Why will this be of importance to spiritual directors? Noble, in her own words tells us, “Theology begins when a person wants to understand his or her life-journey and realizes that, for it to be complete, it has to include a spiritual dimension and, moreover, that this spiritual dimension is a source of life for all other dimensions of our existence” (235). Spiritual directors know that spiritual directees may question their understanding of God, the childhood God they experienced, and a growing understanding of God through time, experience, and encounter with others. This then, becomes theological inquiry. Noble addresses the notion of theology as “existential, dialectical, and historical science, each of which in different ways determined its classical methods” (xv) and she complements this inquiry with, “more recent phenomenological, hermeneutical, and epistemological approaches” (xvi). Throughout Tracking God she utilizes both contemporary and classic methods. The five chapters are titled: “Theology and the Problem of Method,”  “Revealing God,” “The Problem of Authority,” “History and Culture,” and “Religious Experience.” 

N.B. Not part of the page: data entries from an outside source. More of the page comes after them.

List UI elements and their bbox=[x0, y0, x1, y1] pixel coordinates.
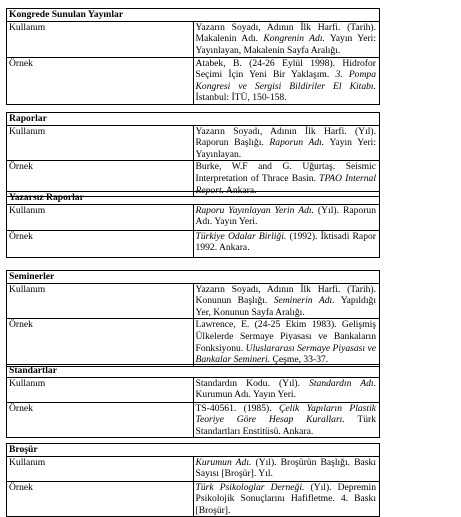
example-label: Örnek bbox=[7, 319, 194, 366]
section-title: Broşür bbox=[7, 444, 380, 457]
usage-text: Standardın Kodu. (Yıl). Standardın Adı. Kurumun Adı. Yayın Yeri. bbox=[193, 377, 380, 402]
example-label: Örnek bbox=[7, 481, 194, 517]
section-title: Seminerler bbox=[7, 271, 380, 284]
usage-text: Yazarın Soyadı, Adının İlk Harfi. (Tarih). Makalenin Adı. Kongrenin Adı. Yayın Yeri: Yayınlayan, Makalenin Sayfa Aralığı. bbox=[193, 21, 380, 57]
example-text: Atabek, B. (24-26 Eylül 1998). Hidrofor Seçimi İçin Yeni Bir Yaklaşım. 3. Pompa Kongresi ve Sergisi Bildiriler El Kitabı. İstanbul: İTÜ, 150-158. bbox=[193, 57, 380, 104]
reference-table bbox=[6, 112, 380, 197]
reference-table bbox=[6, 364, 380, 438]
section-raporlar bbox=[6, 112, 380, 197]
usage-label: Kullanım bbox=[7, 283, 194, 319]
example-text: Türk Psikologlar Derneği. (Yıl). Depremin Psikolojik Sonuçlarını Hafifletme. 4. Baskı [Broşür]. bbox=[193, 481, 380, 517]
example-text: Türkiye Odalar Birliği. (1992). İktisadi Rapor 1992. Ankara. bbox=[193, 230, 380, 257]
section-title: Standartlar bbox=[7, 365, 380, 378]
section-title: Raporlar bbox=[7, 113, 380, 126]
usage-label: Kullanım bbox=[7, 204, 194, 230]
example-text: TS-40561. (1985). Çelik Yapıların Plastik Teoriye Göre Hesap Kuralları. Türk Standartları Enstitüsü. Ankara. bbox=[193, 402, 380, 438]
example-label: Örnek bbox=[7, 402, 194, 438]
section-brosur bbox=[6, 443, 380, 517]
usage-label: Kullanım bbox=[7, 125, 194, 161]
example-label: Örnek bbox=[7, 57, 194, 104]
usage-text: Yazarın Soyadı, Adının İlk Harfi. (Yıl). Raporun Başlığı. Raporun Adı. Yayın Yeri: Yayınlayan. bbox=[193, 125, 380, 161]
example-text: Lawrence, E. (24-25 Ekim 1983). Gelişmiş Ülkelerde Sermaye Piyasası ve Bankaların Fonksiyonu. Uluslararası Sermaye Piyasası ve Bankalar Semineri. Çeşme, 33-37. bbox=[193, 319, 380, 366]
example-text: Burke, W.F and G. Uğurtaş. Seismic Interpretation of Thrace Basin. TPAO Internal Report. Ankara. bbox=[193, 161, 380, 197]
usage-text: Kurumun Adı. (Yıl). Broşürün Başlığı. Baskı Sayısı [Broşür]. Yıl. bbox=[193, 456, 380, 481]
usage-text: Yazarın Soyadı, Adının İlk Harfi. (Tarih). Konunun Başlığı. Seminerin Adı. Yapıldığı Yer, Konunun Sayfa Aralığı. bbox=[193, 283, 380, 319]
usage-label: Kullanım bbox=[7, 377, 194, 402]
section-seminerler bbox=[6, 270, 380, 367]
section-standartlar bbox=[6, 364, 380, 438]
reference-table bbox=[6, 8, 380, 105]
section-yazarsiz-raporlar bbox=[6, 191, 380, 258]
usage-text: Raporu Yayınlayan Yerin Adı. (Yıl). Raporun Adı. Yayın Yeri. bbox=[193, 204, 380, 230]
example-label: Örnek bbox=[7, 161, 194, 197]
reference-table bbox=[6, 191, 380, 258]
example-label: Örnek bbox=[7, 230, 194, 257]
reference-table bbox=[6, 270, 380, 367]
section-kongre bbox=[6, 8, 380, 105]
section-title: Yazarsız Raporlar bbox=[7, 192, 380, 205]
reference-table bbox=[6, 443, 380, 517]
usage-label: Kullanım bbox=[7, 21, 194, 57]
usage-label: Kullanım bbox=[7, 456, 194, 481]
section-title: Kongrede Sunulan Yayınlar bbox=[7, 9, 380, 22]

The chapter, “Revealing God” will be of particular interest to spiritual directors. Noble says, “Christianity, like Judaism and Islam, understands itself as a revealed religion. This means that it is based on the belief that at its beginnings there were events that disclosed truths about human life and its fulfillment, about the world in which we live. Moreover, all this is in relationship to a personal God, who is the giver as well as the revealer of such truths. Yet, as Balthasar points out in the opening quotation, for the truths, such as that God loves the world, to be known, two sides are necessary. There must also be someone who recognizes the revelation as revelation, who receives it and understands it as revelation, i.e., as something different, as that which fulfils as well as transcends our ordinary experience” (45-46). This is a fundamental understanding for spiritual directors who accompany Christian spiritual directees. 

Tracking God: An Ecumenical Fundamental Theology includes an extensive bibliography. Noble explains that although she could address issues that arise in other world religions, she remains specific to Christian theological inquiry in Tracking God. Spiritual directors and programs that offer formation and training for spiritual directors will find this a comprehensive and clearly written book.